Materials and methods: The FT protocol was designed after a review of the literature and a multidisciplinary collegiate discussion, and it was applied to patients scheduled to open RC with intestinal urinary diversion. To validate its feasibility, we compared its results with data collected from a 1:1 matched population of patients who had undergone the same surgical procedure, without the implementation of the FT protocol.
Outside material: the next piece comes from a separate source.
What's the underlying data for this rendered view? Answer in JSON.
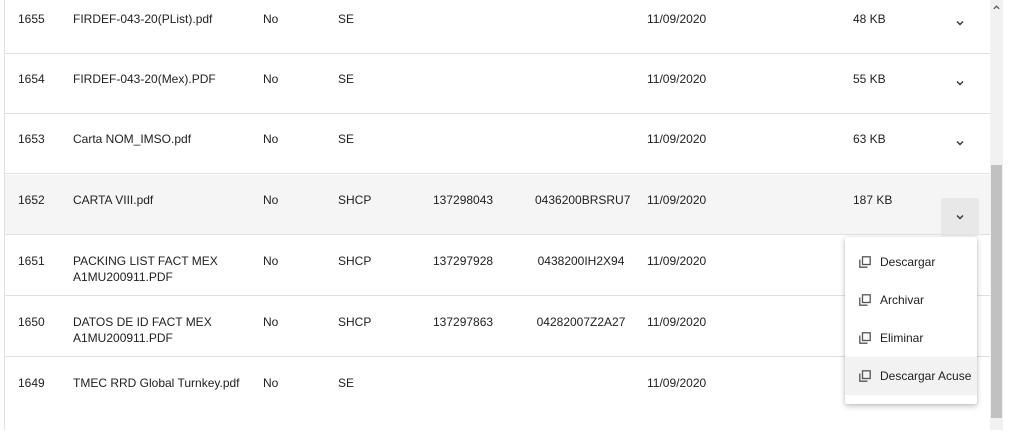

Results: We enrolled in the FT group 11 (55%) patients scheduled to RC with ileal conduit diversion, and 9 patients (45%) scheduled to orthotopic neobladder (Studer) substitution, while a numerically equivalent population was enrolled in the control group, matched according to age at surgery, BMI, gender, ASA score, CCI, preoperative stage and type of urinary diversion. No statistically significant difference was found in terms of pre-operatory and intra-operatory domains. Median overall age was 71 years (Inter Quartile Range - IQR: 63-76) and mean operatory time was 276 ± 57 minutes. Hospitalization time was significantly reduced in the FT group, considering oralization and canalization items we found a significant advantage in the FT group. No statistically significant difference was found in the control of the post-operatory pain. We found no difference, in terms of both early and late complications ratio, among the two populations. Complications graded Clavien ≥ 3 were found in 4 patients of the control group (20%), while in only one patient (5%) in the Fast Track group, though this difference was not statistically significant.
Conclusions: The Fast Track protocol developed in this study has proven to be effective in significantly reducing hospitalization time in patients submitted to RC with intestinal urinary diversion, without increasing post-operatory complications ratio.